Efficacy and safety of poly ADP-ribose polymerase inhibitors (PARPis) in extensive-stage small-cell lung cancer (ES-SCLC) treatment: a systematic review and meta-analysis.

BACKGROUND

Given the high invasiveness of extensive-stage small-cell lung cancer (ES-SCLC), the limited treatment options available, and the definite efficacy of poly ADP-ribose polymerase inhibitors (PARPis) in the treatment of diverse cancers, such as metastatic castration-resistant prostate cancer, recurrent ovarian cancer, and advanced breast cancer, we performed a meta-analysis to evaluate the efficacy and toxicity of PARPis in the treatment of ES-SCLC.

METHODS

A systematic literature search of online databases was conducted to retrieve relevant articles published before March 2025. Six articles on randomized controlled trials (RCTs) involving 924 patients were included in the meta-analysis. The relative risk (RR)/odds ratio (OR) data were extracted from the RCTs as the research objects to conduct an integrated analysis via RevMan5.4.

RESULTS

The meta-analysis illustrated that PARPis significantly improved the objective response rate (ORR) [OR =2.03, 95% confidence interval (CI): 1.26-3.28] and progression-free survival (PFS) [hazard ratio (HR) =0.72, 95% CI: 0.63-0.81] of the ES-SCLC patients between the included 6 RCTS, especially those with positive (+) expression (HR =0.65, 95% CI: 0.51-0.82), but it did not result in any overall survival (OS) benefit.
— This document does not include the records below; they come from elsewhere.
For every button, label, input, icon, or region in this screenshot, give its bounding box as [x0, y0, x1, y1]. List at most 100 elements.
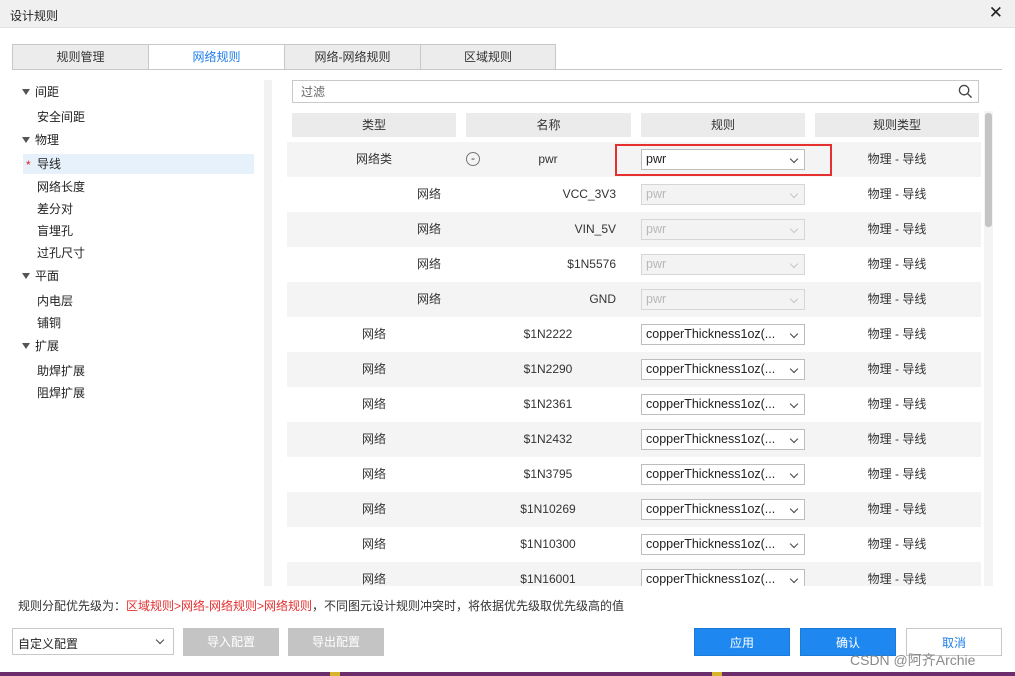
filter-input[interactable] [301, 83, 941, 100]
cell-rule-type: 物理 - 导线 [867, 152, 927, 166]
close-icon[interactable]: ✕ [989, 3, 1003, 23]
tree-group-physical[interactable]: 物理 [22, 130, 59, 150]
chevron-down-icon [789, 469, 799, 479]
bottom-edge [0, 672, 1015, 676]
tree-item-inner-layer[interactable]: 内电层 [37, 291, 73, 311]
rule-select[interactable]: copperThickness1oz(... [641, 569, 805, 586]
table-row[interactable]: 网络 GND pwr 物理 - 导线 [287, 282, 981, 317]
tree-label: 助焊扩展 [37, 364, 86, 378]
chevron-down-icon [789, 364, 799, 374]
cell-type: 网络 [361, 467, 386, 481]
scrollbar-thumb[interactable] [985, 113, 992, 227]
tree-group-spacing[interactable]: 间距 [22, 82, 59, 102]
search-icon[interactable] [958, 84, 973, 99]
chevron-down-icon [789, 329, 799, 339]
table-row[interactable]: 网络 $1N2432 copperThickness1oz(... 物理 - 导线 [287, 422, 981, 457]
priority-note: 规则分配优先级为：区域规则>网络-网络规则>网络规则，不同图元设计规则冲突时，将… [18, 597, 624, 614]
tab-net-net-rules[interactable]: 网络-网络规则 [284, 44, 420, 70]
tree-item-blind-buried-via[interactable]: 盲埋孔 [37, 221, 73, 241]
cell-rule-type: 物理 - 导线 [867, 572, 927, 586]
cell-name: $1N2222 [523, 327, 573, 341]
chevron-down-icon [789, 434, 799, 444]
cell-name: pwr [538, 152, 558, 166]
tree-item-diff-pair[interactable]: 差分对 [37, 199, 73, 219]
caret-down-icon[interactable] [22, 273, 30, 279]
tree-scrollbar[interactable] [264, 80, 272, 586]
rule-select: pwr [641, 219, 805, 240]
tree-label: 内电层 [37, 294, 74, 308]
tree-label: 导线 [37, 157, 62, 171]
chevron-down-icon [789, 189, 799, 199]
apply-button[interactable]: 应用 [694, 628, 790, 656]
tree-item-paste-expansion[interactable]: 助焊扩展 [37, 361, 85, 381]
tree-group-plane[interactable]: 平面 [22, 266, 59, 286]
tab-net-rules[interactable]: 网络规则 [148, 44, 284, 70]
rule-select[interactable]: copperThickness1oz(... [641, 394, 805, 415]
rule-select-value: copperThickness1oz(... [646, 467, 776, 481]
config-preset-value: 自定义配置 [18, 637, 79, 651]
table-row[interactable]: 网络 $1N5576 pwr 物理 - 导线 [287, 247, 981, 282]
cell-name: $1N10300 [520, 537, 576, 551]
chevron-down-icon [789, 259, 799, 269]
cell-rule-type: 物理 - 导线 [867, 537, 927, 551]
config-preset-select[interactable]: 自定义配置 [12, 628, 174, 655]
cell-name: $1N3795 [523, 467, 573, 481]
rule-select[interactable]: copperThickness1oz(... [641, 324, 805, 345]
table-row[interactable]: 网络 $1N10269 copperThickness1oz(... 物理 - 导线 [287, 492, 981, 527]
tree-item-via-size[interactable]: 过孔尺寸 [37, 243, 85, 263]
tree-label: 阻焊扩展 [37, 386, 86, 400]
tab-rule-management[interactable]: 规则管理 [12, 44, 148, 70]
tree-group-expansion[interactable]: 扩展 [22, 336, 59, 356]
table-row[interactable]: 网络 VIN_5V pwr 物理 - 导线 [287, 212, 981, 247]
column-header-type[interactable]: 类型 [292, 113, 456, 137]
rule-select: pwr [641, 254, 805, 275]
table-row[interactable]: 网络 VCC_3V3 pwr 物理 - 导线 [287, 177, 981, 212]
cell-name: $1N10269 [520, 502, 576, 516]
table-row[interactable]: 网络 $1N3795 copperThickness1oz(... 物理 - 导线 [287, 457, 981, 492]
table-row[interactable]: 网络 $1N16001 copperThickness1oz(... 物理 - 导线 [287, 562, 981, 586]
cell-name: VCC_3V3 [562, 187, 616, 201]
table-row[interactable]: 网络 $1N2361 copperThickness1oz(... 物理 - 导线 [287, 387, 981, 422]
tree-label: 过孔尺寸 [37, 246, 86, 260]
rule-select[interactable]: copperThickness1oz(... [641, 359, 805, 380]
chevron-down-icon [789, 399, 799, 409]
tree-item-safe-spacing[interactable]: 安全间距 [37, 107, 85, 127]
cell-type: 网络 [361, 362, 386, 376]
rule-select-value: copperThickness1oz(... [646, 537, 776, 551]
rule-select[interactable]: pwr [641, 149, 805, 170]
tree-label: 扩展 [35, 339, 60, 353]
caret-down-icon[interactable] [22, 89, 30, 95]
tree-item-net-length[interactable]: 网络长度 [37, 177, 85, 197]
rule-select-value: pwr [646, 152, 667, 166]
import-config-button[interactable]: 导入配置 [183, 628, 279, 656]
table-row[interactable]: 网络 $1N10300 copperThickness1oz(... 物理 - 导线 [287, 527, 981, 562]
rule-select[interactable]: copperThickness1oz(... [641, 429, 805, 450]
cell-name: $1N2361 [523, 397, 573, 411]
table-scrollbar[interactable] [984, 111, 993, 586]
tree-item-mask-expansion[interactable]: 阻焊扩展 [37, 383, 85, 403]
modified-marker: * [26, 158, 31, 172]
rule-select-value: copperThickness1oz(... [646, 572, 776, 586]
window-title: 设计规则 [10, 9, 59, 23]
rule-select[interactable]: copperThickness1oz(... [641, 534, 805, 555]
column-header-rule-type[interactable]: 规则类型 [815, 113, 979, 137]
cell-name: GND [589, 292, 616, 306]
caret-down-icon[interactable] [22, 343, 30, 349]
priority-order: 区域规则>网络-网络规则>网络规则 [126, 599, 313, 613]
cell-type: 网络 [361, 327, 386, 341]
column-header-rule[interactable]: 规则 [641, 113, 805, 137]
column-header-name[interactable]: 名称 [466, 113, 631, 137]
export-config-button[interactable]: 导出配置 [288, 628, 384, 656]
table-row[interactable]: 网络类 - pwr pwr 物理 - 导线 [287, 142, 981, 177]
tab-region-rules[interactable]: 区域规则 [420, 44, 556, 70]
tree-item-copper-pour[interactable]: 铺铜 [37, 313, 61, 333]
rule-select[interactable]: copperThickness1oz(... [641, 464, 805, 485]
cell-rule-type: 物理 - 导线 [867, 362, 927, 376]
tree-label: 物理 [35, 133, 60, 147]
table-row[interactable]: 网络 $1N2290 copperThickness1oz(... 物理 - 导线 [287, 352, 981, 387]
cell-rule-type: 物理 - 导线 [867, 187, 927, 201]
caret-down-icon[interactable] [22, 137, 30, 143]
rule-select[interactable]: copperThickness1oz(... [641, 499, 805, 520]
table-row[interactable]: 网络 $1N2222 copperThickness1oz(... 物理 - 导线 [287, 317, 981, 352]
tree-item-track[interactable]: * 导线 [23, 154, 254, 174]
Additionally, the application of PARPis resulted in higher rates of adverse events (AEs), including anemia, leukopenia, thrombocytopenia, vomiting, fatigue, and nausea, but these AEs were not life-threatening.

CONCLUSIONS

Our findings confirmed that PARPis represent an effective treatment option for ES-SCLC patients, especially those with + expression. Our meta-analysis revealed no apparent increase in OS in these patients; however, this might be due to the lack of sufficient data in the clinical trials; thus, more extensive studies with longer follow-up periods need to be conducted.